Architektur/Methoden
Raus aus der Legacy-Falle: Single Page Applications und Micro-Apps

(Bild: bella67, Pixabay)

Micro-Apps erlauben Teams, für ihre Anwendungsbereiche selbst zu entscheiden. Somit müssen sie bei der Entwicklung nicht an bestehenden Frameworks festhalten.

Legacy: Ein Wort, das einem den Schauer über den Rücken treibt. Viele versuchen Projekte, deren Methoden das Wort enthhält, zu meiden – schließlich möchte man nicht mühevoll Know-how aufbauen, das veraltet ist.
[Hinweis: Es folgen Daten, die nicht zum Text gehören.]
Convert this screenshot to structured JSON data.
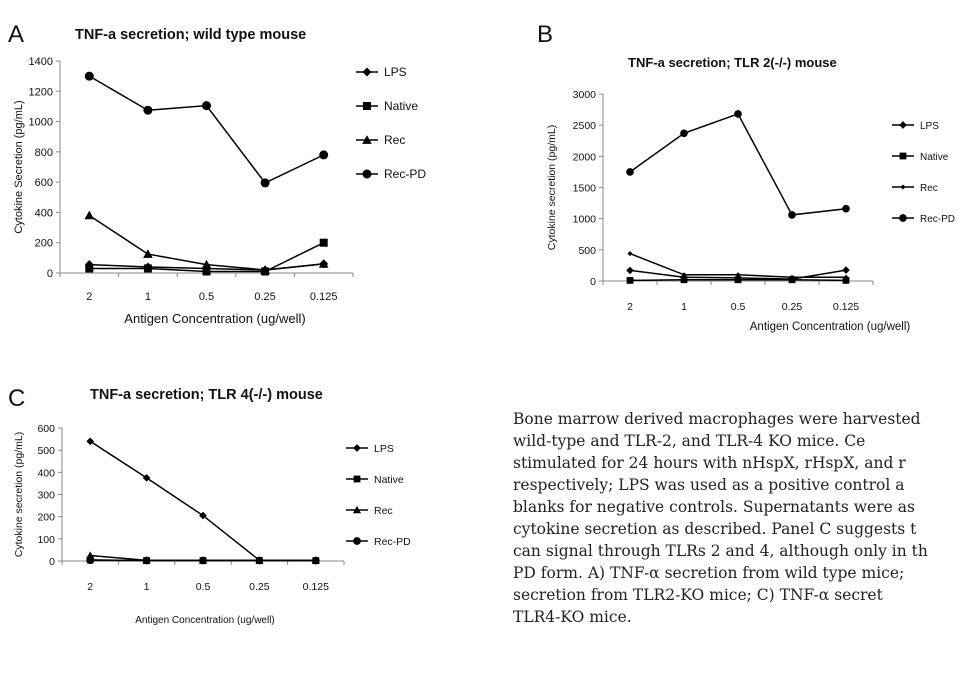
{
  "panels": [
    {
      "letter": "A",
      "title": "TNF-a secretion; wild type mouse"
    },
    {
      "letter": "B",
      "title": "TNF-a secretion; TLR 2(-/-) mouse"
    },
    {
      "letter": "C",
      "title": "TNF-a secretion; TLR 4(-/-) mouse"
    }
  ],
  "caption_lines": [
    "Bone marrow derived macrophages were harvested",
    "wild-type and TLR-2, and TLR-4 KO mice. Ce",
    "stimulated for 24 hours with nHspX, rHspX, and r",
    "respectively; LPS was used as a positive control a",
    "blanks for negative controls. Supernatants were as",
    "cytokine secretion as described. Panel C suggests t",
    "can signal through TLRs 2 and 4, although only in th",
    "PD form. A) TNF-α secretion from wild type mice;",
    "secretion from TLR2-KO mice; C) TNF-α secret",
    "TLR4-KO mice."
  ],
  "chart_data": [
    {
      "type": "line",
      "title": "TNF-a secretion; wild type mouse",
      "xlabel": "Antigen Concentration (ug/well)",
      "ylabel": "Cytokine Secretion (pg/mL)",
      "categories": [
        "2",
        "1",
        "0.5",
        "0.25",
        "0.125"
      ],
      "ylim": [
        0,
        1400
      ],
      "yticks": [
        0,
        200,
        400,
        600,
        800,
        1000,
        1200,
        1400
      ],
      "grid": false,
      "legend_position": "right",
      "series": [
        {
          "name": "LPS",
          "marker": "diamond",
          "values": [
            55,
            40,
            30,
            20,
            60
          ]
        },
        {
          "name": "Native",
          "marker": "square",
          "values": [
            30,
            30,
            10,
            10,
            200
          ]
        },
        {
          "name": "Rec",
          "marker": "triangle",
          "values": [
            380,
            125,
            55,
            20,
            60
          ]
        },
        {
          "name": "Rec-PD",
          "marker": "circle",
          "values": [
            1300,
            1075,
            1105,
            595,
            780
          ]
        }
      ]
    },
    {
      "type": "line",
      "title": "TNF-a secretion; TLR 2(-/-) mouse",
      "xlabel": "Antigen Concentration (ug/well)",
      "ylabel": "Cytokine secretion (pg/mL)",
      "categories": [
        "2",
        "1",
        "0.5",
        "0.25",
        "0.125"
      ],
      "ylim": [
        0,
        3000
      ],
      "yticks": [
        0,
        500,
        1000,
        1500,
        2000,
        2500,
        3000
      ],
      "grid": false,
      "legend_position": "right",
      "series": [
        {
          "name": "LPS",
          "marker": "diamond",
          "values": [
            170,
            60,
            50,
            30,
            175
          ]
        },
        {
          "name": "Native",
          "marker": "square",
          "values": [
            10,
            20,
            20,
            20,
            10
          ]
        },
        {
          "name": "Rec",
          "marker": "small-diamond",
          "values": [
            440,
            100,
            100,
            60,
            60
          ]
        },
        {
          "name": "Rec-PD",
          "marker": "circle",
          "values": [
            1750,
            2370,
            2680,
            1060,
            1160
          ]
        }
      ]
    },
    {
      "type": "line",
      "title": "TNF-a secretion; TLR 4(-/-) mouse",
      "xlabel": "Antigen Concentration (ug/well)",
      "ylabel": "Cytokine secretion (pg/mL)",
      "categories": [
        "2",
        "1",
        "0.5",
        "0.25",
        "0.125"
      ],
      "ylim": [
        0,
        600
      ],
      "yticks": [
        0,
        100,
        200,
        300,
        400,
        500,
        600
      ],
      "grid": false,
      "legend_position": "right",
      "series": [
        {
          "name": "LPS",
          "marker": "diamond",
          "values": [
            540,
            375,
            205,
            3,
            2
          ]
        },
        {
          "name": "Native",
          "marker": "square",
          "values": [
            5,
            2,
            2,
            2,
            2
          ]
        },
        {
          "name": "Rec",
          "marker": "triangle",
          "values": [
            25,
            3,
            3,
            3,
            2
          ]
        },
        {
          "name": "Rec-PD",
          "marker": "circle",
          "values": [
            3,
            2,
            2,
            2,
            2
          ]
        }
      ]
    }
  ]
}
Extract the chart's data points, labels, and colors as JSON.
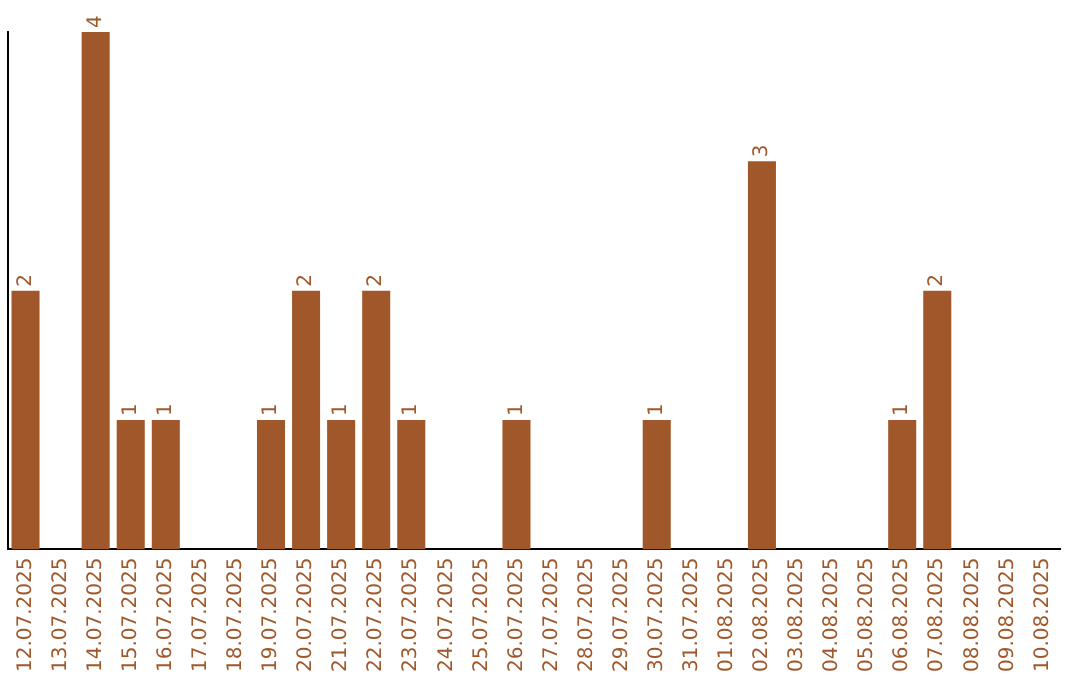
{
  "chart_data": {
    "type": "bar",
    "categories": [
      "12.07.2025",
      "13.07.2025",
      "14.07.2025",
      "15.07.2025",
      "16.07.2025",
      "17.07.2025",
      "18.07.2025",
      "19.07.2025",
      "20.07.2025",
      "21.07.2025",
      "22.07.2025",
      "23.07.2025",
      "24.07.2025",
      "25.07.2025",
      "26.07.2025",
      "27.07.2025",
      "28.07.2025",
      "29.07.2025",
      "30.07.2025",
      "31.07.2025",
      "01.08.2025",
      "02.08.2025",
      "03.08.2025",
      "04.08.2025",
      "05.08.2025",
      "06.08.2025",
      "07.08.2025",
      "08.08.2025",
      "09.08.2025",
      "10.08.2025"
    ],
    "values": [
      2,
      0,
      4,
      1,
      1,
      0,
      0,
      1,
      2,
      1,
      2,
      1,
      0,
      0,
      1,
      0,
      0,
      0,
      1,
      0,
      0,
      3,
      0,
      0,
      0,
      1,
      2,
      0,
      0,
      0
    ],
    "value_labels": [
      "2",
      null,
      "4",
      "1",
      "1",
      null,
      null,
      "1",
      "2",
      "1",
      "2",
      "1",
      null,
      null,
      "1",
      null,
      null,
      null,
      "1",
      null,
      null,
      "3",
      null,
      null,
      null,
      "1",
      "2",
      null,
      null,
      null
    ],
    "color": "#a0582a",
    "grid": false,
    "legend": false
  }
}
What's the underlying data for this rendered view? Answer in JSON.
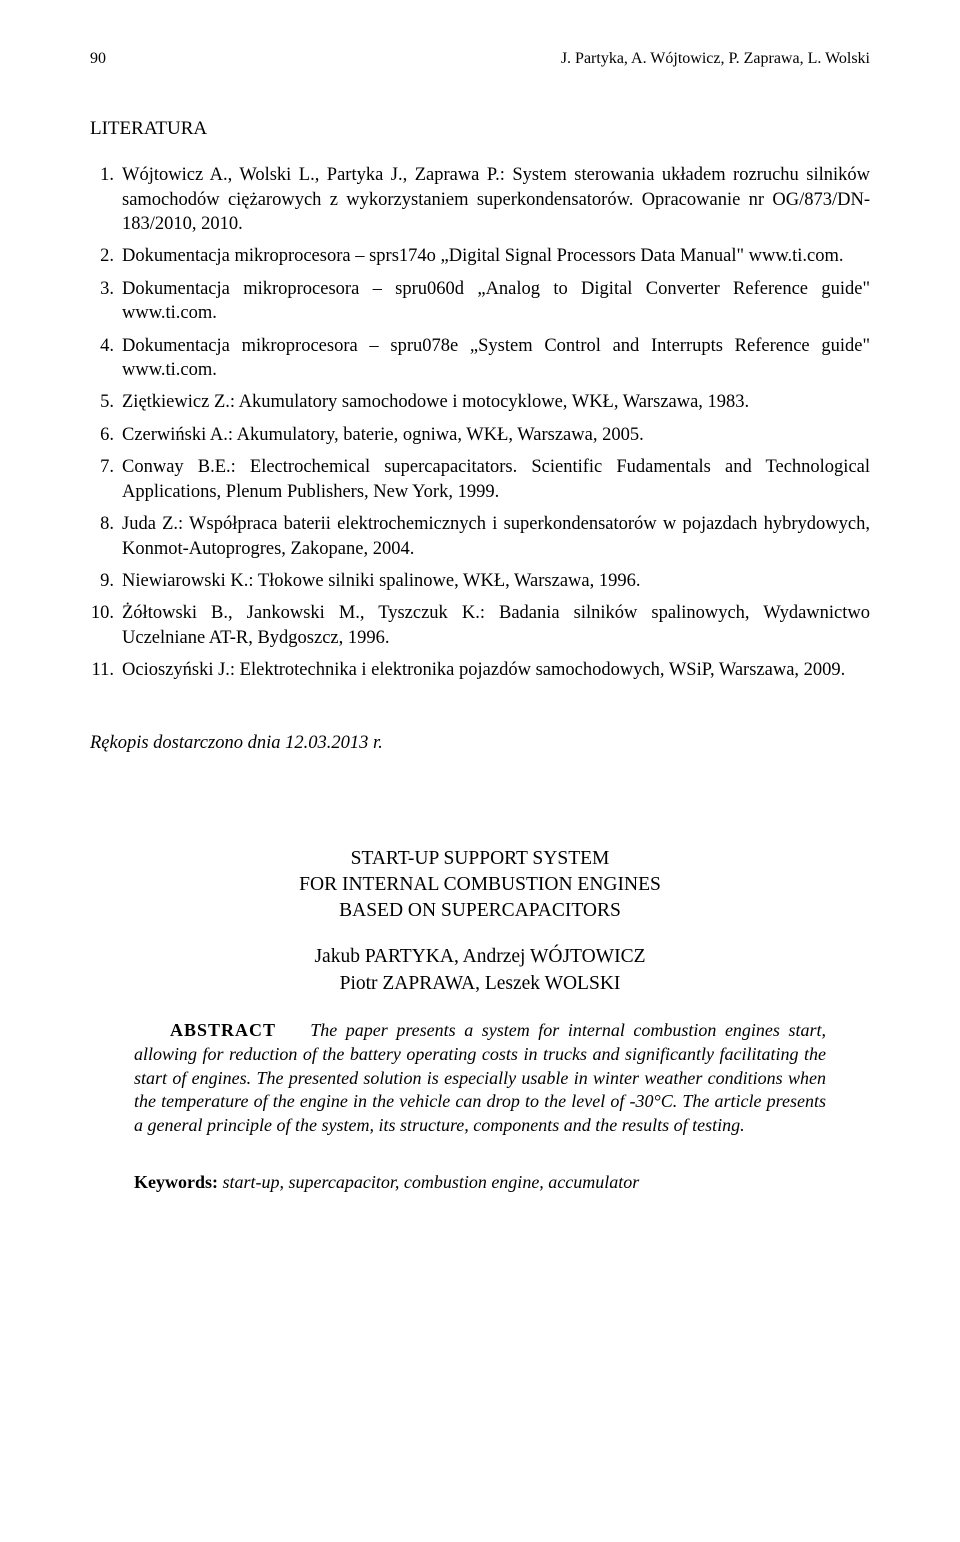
{
  "header": {
    "page_number": "90",
    "running_head": "J. Partyka, A. Wójtowicz, P. Zaprawa, L. Wolski"
  },
  "literature": {
    "heading": "LITERATURA",
    "items": [
      {
        "n": "1.",
        "text": "Wójtowicz A., Wolski L., Partyka J., Zaprawa P.: System sterowania układem rozruchu silników samochodów ciężarowych z wykorzystaniem superkondensatorów. Opracowanie nr OG/873/DN-183/2010, 2010."
      },
      {
        "n": "2.",
        "text": "Dokumentacja mikroprocesora – sprs174o „Digital Signal Processors Data Manual\" www.ti.com."
      },
      {
        "n": "3.",
        "text": "Dokumentacja mikroprocesora – spru060d „Analog to Digital Converter Reference guide\" www.ti.com."
      },
      {
        "n": "4.",
        "text": "Dokumentacja mikroprocesora – spru078e „System Control and Interrupts Reference guide\" www.ti.com."
      },
      {
        "n": "5.",
        "text": "Ziętkiewicz Z.: Akumulatory samochodowe i motocyklowe, WKŁ, Warszawa, 1983."
      },
      {
        "n": "6.",
        "text": "Czerwiński A.: Akumulatory, baterie, ogniwa, WKŁ, Warszawa, 2005."
      },
      {
        "n": "7.",
        "text": "Conway B.E.: Electrochemical supercapacitators. Scientific Fudamentals and Technological Applications, Plenum Publishers, New York, 1999."
      },
      {
        "n": "8.",
        "text": "Juda Z.: Współpraca baterii elektrochemicznych i superkondensatorów w pojazdach hybrydowych, Konmot-Autoprogres, Zakopane, 2004."
      },
      {
        "n": "9.",
        "text": "Niewiarowski K.: Tłokowe silniki spalinowe, WKŁ, Warszawa, 1996."
      },
      {
        "n": "10.",
        "text": "Żółtowski B., Jankowski M., Tyszczuk K.: Badania silników spalinowych, Wydawnictwo Uczelniane AT-R, Bydgoszcz, 1996."
      },
      {
        "n": "11.",
        "text": "Ocioszyński J.: Elektrotechnika i elektronika pojazdów samochodowych, WSiP, Warszawa, 2009."
      }
    ]
  },
  "manuscript_note": "Rękopis dostarczono dnia 12.03.2013 r.",
  "abstract": {
    "title_lines": [
      "START-UP SUPPORT SYSTEM",
      "FOR INTERNAL COMBUSTION ENGINES",
      "BASED ON SUPERCAPACITORS"
    ],
    "author_lines": [
      "Jakub PARTYKA, Andrzej WÓJTOWICZ",
      "Piotr ZAPRAWA, Leszek WOLSKI"
    ],
    "label": "ABSTRACT",
    "body": "The paper presents a system for internal combustion engines start, allowing for reduction of the battery operating costs in trucks and significantly facilitating the start of engines. The presented solution is especially usable in winter weather conditions when the temperature of the engine in the vehicle can drop to the level of -30°C. The article presents a general principle of the system, its structure, components and the results of testing."
  },
  "keywords": {
    "label": "Keywords:",
    "text": "start-up, supercapacitor, combustion engine, accumulator"
  }
}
Das Problem ist nur, dass Verfahren immer schneller in den Status "Legacy" driften. Gerade im Umfeld von Single-Page-Applikationen, bei denen ständig neue JavaScript-Frameworks aufkommen, ist das ein besonderes Problem. Das gilt vor allem für jene, die langfristig zu pflegen und erweitern sind. Eine Lebensdauer von 10 bis 15 Jahren ist im Enterprise-Umfeld keine Seltenheit. Wie geht man damit um?

Microservices

Im Backend kennt man hierfür eine Antwort: Microservices. Die Idee ist an und für sich simpel und alles andere als neu: Anstatt einer großen Anwendung, die alles kann, schafft man viele kleine. Sie tauschen zwar falls nötig untereinander Nachrichten aus, funktionieren aber auch, wenn der "Nachbar" mal nicht verfügbar ist. Unterschiedliche Teams können sich nun um die einzelnen Microservices kümmern und dafür die geeignetsten Werkzeuge einsetzen. Die Teams können autark arbeiten, ohne sich ständig mit anderen Teams abstimmen zu müssen. Außerdem können sie ihren Microservice unabhängig von anderen Teams in Produktion setzen. Diesen Vorteil erkaufen sie sich mit einem hochgradig verteilten System. Es gilt, unter anderem über Fehlertoleranz, Schnittstellen und Datenkonsistenz über Servicegrenzen hinweg nachzudenken. Überträgt man die Idee in die Welt der User Interfaces (UI), spricht man neuerdings von Micro-Frontends oder Micro-Apps.

Micro-Apps

Mehrere kleine Apps statt einer großen zu entwickeln, ist zunächst keine Hexerei. Die Grenzen zwischen den Apps müssen gut definiert sein. Dabei hilft unter anderem Domain-driven Design mit der Idee des Bounded Context [1]. Salopp gesprochen, handelt es sich um eigenständige Bereiche, die von anderen isoliert sind und ihr eigenes Datenmodell haben.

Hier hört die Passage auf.